Le temps a vite passé, la nuit est tombée. D’autres aventures m’attendent et je prends congé de mes compagnons de l’après-midi dont j’emporte un peu de bonne humeur et un sourire heureux!

Ici, pas besoin de niveau, tout est horizontal!

Je m’installe par terre pour discuter avec Pascale éducatrice, et Gustavo, du fonctionnement atypique de ce petit paradis ! Gustavo, papa tout aussi actif qu’engagé commence à évoquer les pratiques associatives de la Maison.

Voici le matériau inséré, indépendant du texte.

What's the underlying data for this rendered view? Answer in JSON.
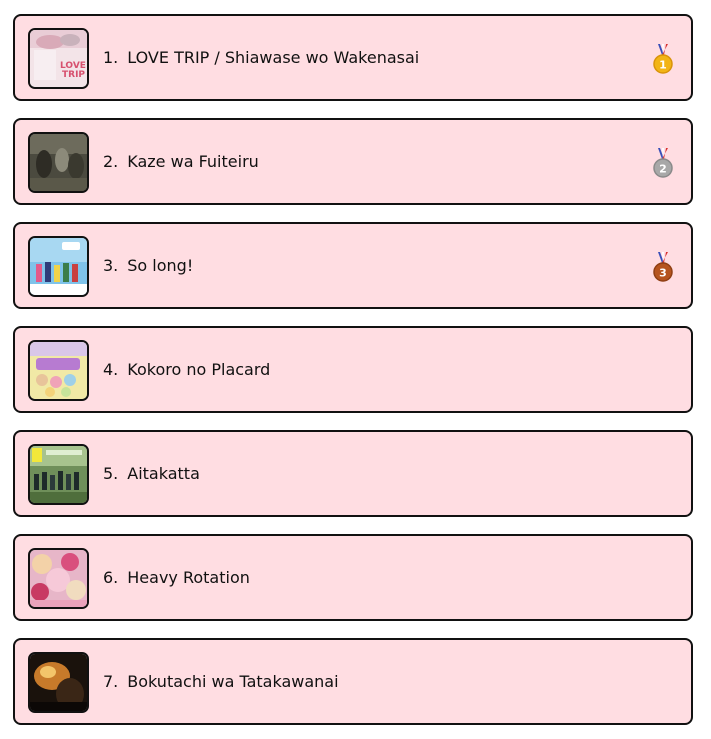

Les parents et les éducateurs constituent les membres de l’association. On comprend donc aisément, tout de suite, que le chemin se trace main dans la main, et que l’harmonie se cherche grâce à une étroite collaboration. Tout le monde joue le jeu, tout le monde s’implique : commissions actives (Entretien, Relations du personnel, Quartier-contact, Intégration…) et un comité infatigable répondent : « présent »! Au sein de ces organes siègent éducateurs et parents. On y propose des sujets de réflexions, des changements d’organisation, des idées d’activités, etc. La volonté première s’inscrit réellement dans la mixité des points de vues, des origines, en gardant à l’esprit le bien-être et l’épanouissement de ces chérubins. L’avantage d’un microcosme est que tout le monde se connaît. Les situations individuelles sont prises en compte notamment en ce qui concerne les aspects financiers. Ainsi, grâce au fond de solidarité de l’association, certaines familles peuvent recevoir de l’aide, lors du règlement de telle ou telle sortie voire en cas de maladie prolongée/accident ou écolage difficile à solder.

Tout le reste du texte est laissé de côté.